The following is a list of ethnic groups in China where "China" is taken to mean areas controlled by either of the two states using "China" in their formal names, the People's Republic of China (PRC) and the Republic of China (ROC, "Taiwan").
The Han Chinese are the largest ethnic group, where some 91.59% of the population was classified as Han Chinese (~1.2 billion). Besides the majority Han Chinese, China recognizes 55 other "nationalities" or ethnic groups, numbering approximately 105 million persons, mostly concentrated in the northwest, north, northeast, south, and southwest but with some in central interior areas.

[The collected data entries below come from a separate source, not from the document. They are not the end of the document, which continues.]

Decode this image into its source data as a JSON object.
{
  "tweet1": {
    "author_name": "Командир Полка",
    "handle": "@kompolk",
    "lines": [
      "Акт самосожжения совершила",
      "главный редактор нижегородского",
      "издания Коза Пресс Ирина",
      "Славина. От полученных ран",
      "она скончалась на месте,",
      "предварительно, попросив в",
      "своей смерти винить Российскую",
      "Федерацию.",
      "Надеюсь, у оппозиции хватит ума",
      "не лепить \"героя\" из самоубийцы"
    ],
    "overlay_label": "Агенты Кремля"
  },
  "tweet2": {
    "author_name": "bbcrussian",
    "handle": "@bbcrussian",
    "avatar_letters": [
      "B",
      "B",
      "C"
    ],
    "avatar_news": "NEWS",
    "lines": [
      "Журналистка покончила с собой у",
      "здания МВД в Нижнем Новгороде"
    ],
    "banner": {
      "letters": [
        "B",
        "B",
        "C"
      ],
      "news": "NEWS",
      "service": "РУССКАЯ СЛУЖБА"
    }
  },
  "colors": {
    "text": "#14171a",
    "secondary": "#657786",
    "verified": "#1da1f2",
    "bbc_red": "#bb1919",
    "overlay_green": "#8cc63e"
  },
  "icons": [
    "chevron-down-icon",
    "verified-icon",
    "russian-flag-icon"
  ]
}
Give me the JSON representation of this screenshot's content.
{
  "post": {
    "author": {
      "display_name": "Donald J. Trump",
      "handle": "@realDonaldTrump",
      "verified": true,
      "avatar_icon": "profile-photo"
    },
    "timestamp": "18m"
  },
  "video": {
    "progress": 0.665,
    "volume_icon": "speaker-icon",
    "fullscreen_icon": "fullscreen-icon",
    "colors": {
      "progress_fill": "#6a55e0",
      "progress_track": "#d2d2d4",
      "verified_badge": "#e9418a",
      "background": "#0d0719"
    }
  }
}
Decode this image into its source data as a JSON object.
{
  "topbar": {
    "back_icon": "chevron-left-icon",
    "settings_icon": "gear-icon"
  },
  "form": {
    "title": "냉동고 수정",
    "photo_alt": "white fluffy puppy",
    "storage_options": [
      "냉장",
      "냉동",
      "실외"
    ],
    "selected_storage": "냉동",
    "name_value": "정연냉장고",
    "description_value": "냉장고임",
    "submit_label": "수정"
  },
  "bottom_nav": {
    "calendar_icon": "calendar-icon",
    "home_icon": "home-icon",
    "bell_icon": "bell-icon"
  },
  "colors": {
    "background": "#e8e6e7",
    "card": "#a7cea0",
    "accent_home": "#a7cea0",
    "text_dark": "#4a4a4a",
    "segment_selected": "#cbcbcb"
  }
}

The major minority ethnic groups are Zhuang (16.1 million), Manchu (10.6 million), Hui (9.8 million), Miao (8.9 million), Uyghur (8.3 million), Tujia (8 million), Yi (7.7 million), Mongol (5.8 million), Tibetan (5.4 million), Buyei (2.9 million), Dong (2.9 million), Yao (2.6 million), Korean (1.9 million), Bai (1.8 million), Hani (1.4 million), Kazakh (1.2 million), Li (1.2 million), and Dai (1.1 million).
Hong Kong and Macau are special administrative regions of the People's Republic of China. The governments of Hong Kong and Macau do not use the official PRC ethnic classification system, nor does the PRC's official classification system take ethnic groups in Hong Kong and Macau into account. As a result, minority groups such as Filipinos, Indonesians, Europeans and South Asians in Hong Kong, as well as Portuguese and Macanese (people of mixed Chinese-Portuguese ancestry) in Macau, do not appear in the PRC's list of ethnicities in China.